L’oggetto della sua ricerca in questo caso è un uovo, emblema di nascita e rinascita, protagonista di infinite (e in parte ancora inesplorate) possibilità gastronomiche, partendo da un ricordo d’infanzia: la nonna ogni domenica gli dava un cucchiaino di miele con del guscio d’uovo in polvere per la calcificazione delle ossa, lasciandogli impresso lo scricchiolio prodotto dal boccone. Così, lui e il suo team – ad accompagnarlo sul palco i sous-chef Michele Cremasco e Luca Torello – hanno scelto di lavorare sulla pasta (all’uovo, naturalmente) uscendo dalla dicotomia solo tuorlo/albume e tuorlo per usarlo nella sua interezza, vale a dire con il guscio che viene sanificato con vapore e forno, polverizzato e aggiunto alla pasta. Le tagliatelle così ottenute, spadellate con burro nocciola allungato con un estratto di sedano rapa e Parmigiano Reggiano, avvolte da un’elegante fonduta di Castelmagno con latte vegetale, che ne esalta il profumo, e doppio brodo concentrato di gallina – servito anche a parte in tazza, da bere dopo la pasta ma che anticipa alcune sensazioni già con il solo profumo – e ultimate da erbe aromatiche essiccate (timo, maggiorana, alloro e salvia), restituiscono un gusto ricco e pieno, che sa di pascoli e profumi di montagna.

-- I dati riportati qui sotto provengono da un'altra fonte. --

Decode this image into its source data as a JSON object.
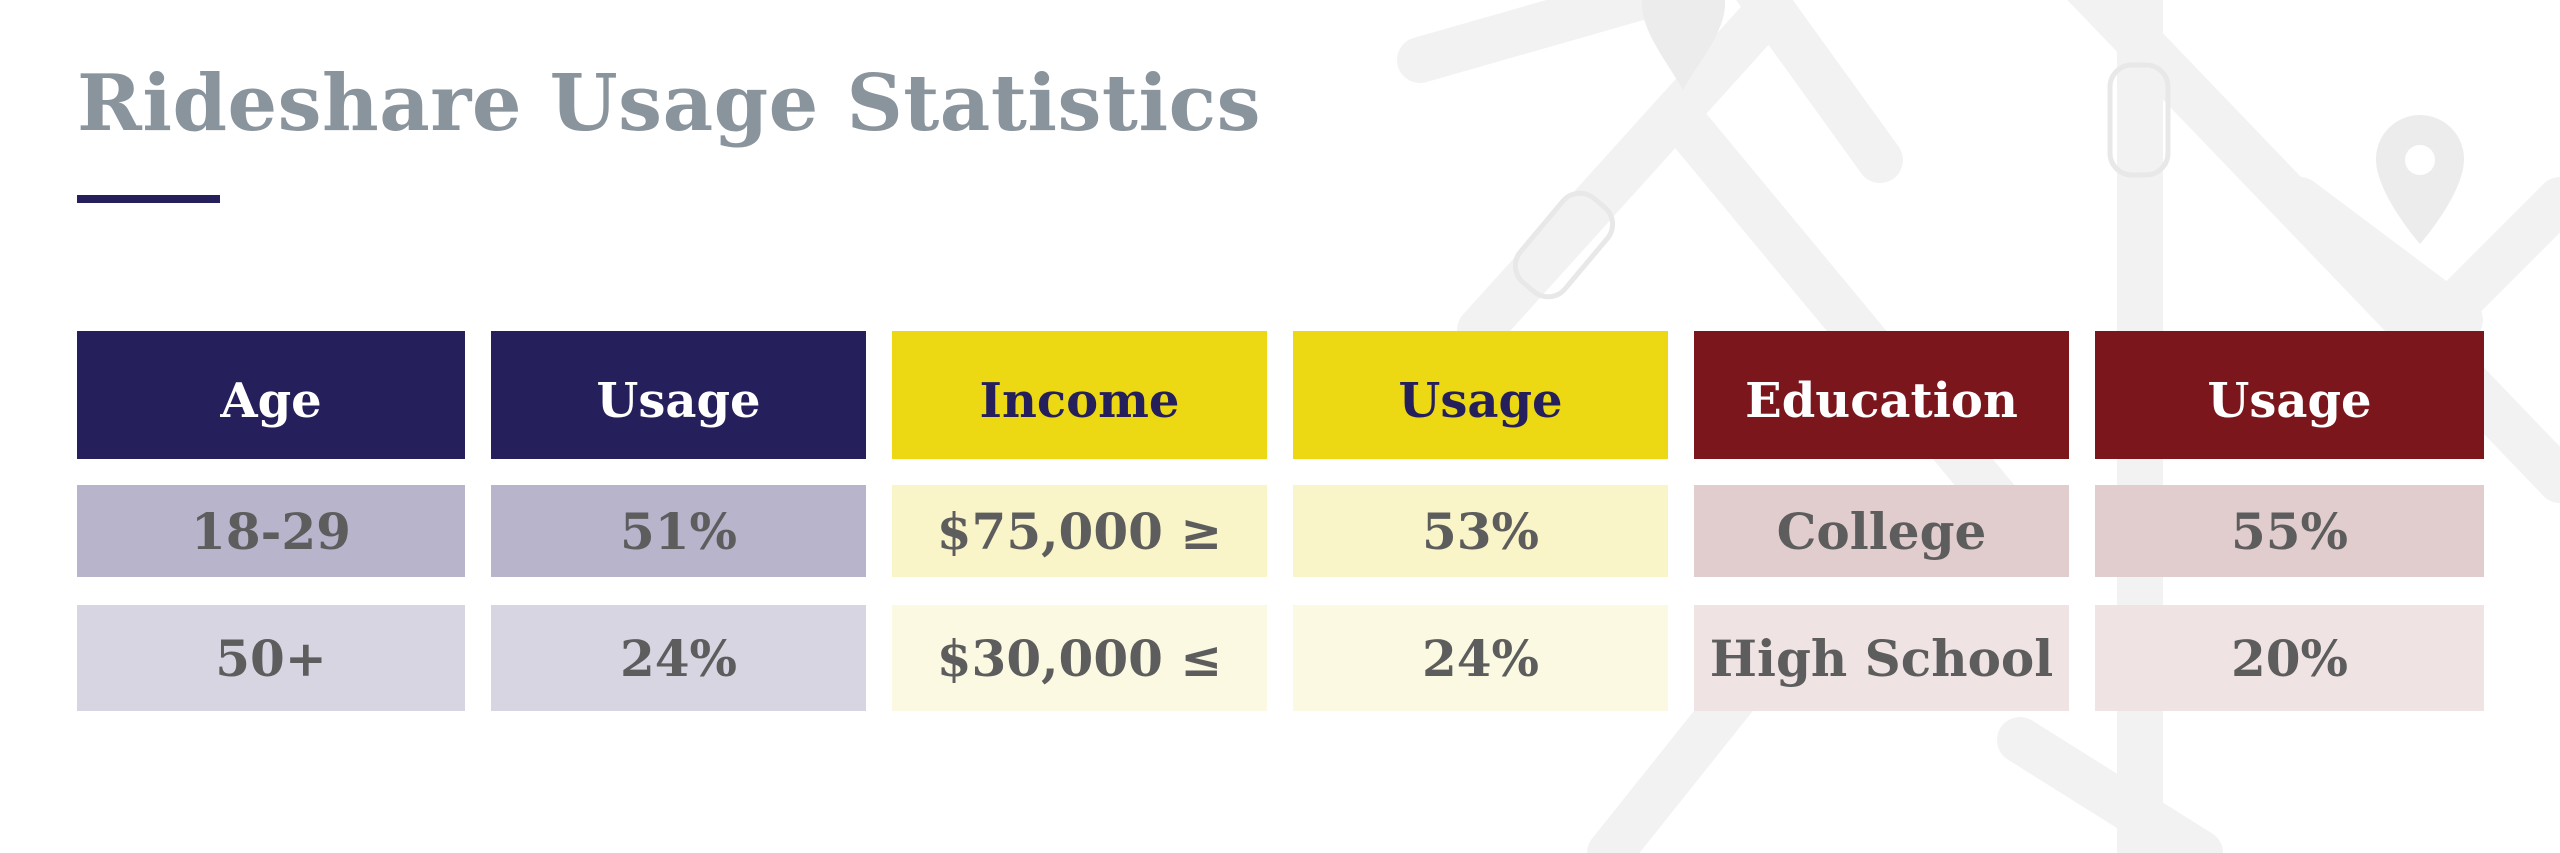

Ma, andando oltre l’aspetto puramente gustativo ed edonistico della pietanza, Alajmo si concentra sulla percezione profonda e personale lavorando come aveva già fatto in precedenza con altri piatti sul suono (e sulla sua assenza) per amplificarne le note: la pasta viene servita con dei tappi per le orecchie, che escludono il “rumore” esterno creando una condizione quasi amniotica e permettendo di concentrarsi sulla masticazione e di percepire il suono prodotto dai granelli di guscio d’uovo nell’impasto. Suono che riporta a sensazioni di sabbiosità (elemento normalmente considerato un difetto in cucina) ma poi anche di croccantezza piacevole e, soprattutto, percepita da ciascuno in maniera diversa e personale fondendo i diversi stimoli sensoriali, come viene efficacemente raccontato – non essendoci la possibilità di replicare l’assaggio in sala – da un video “sinestetico” che riesce in qualche modo a rendere l’effetto di una “degustazione acustica”. Perché, come riassume efficacemente lo stesso Alajmo nella chiusura del video, «ascoltare la materia significa divenirne parte, per comprendere anche per un brevissimo istante che parla di noi».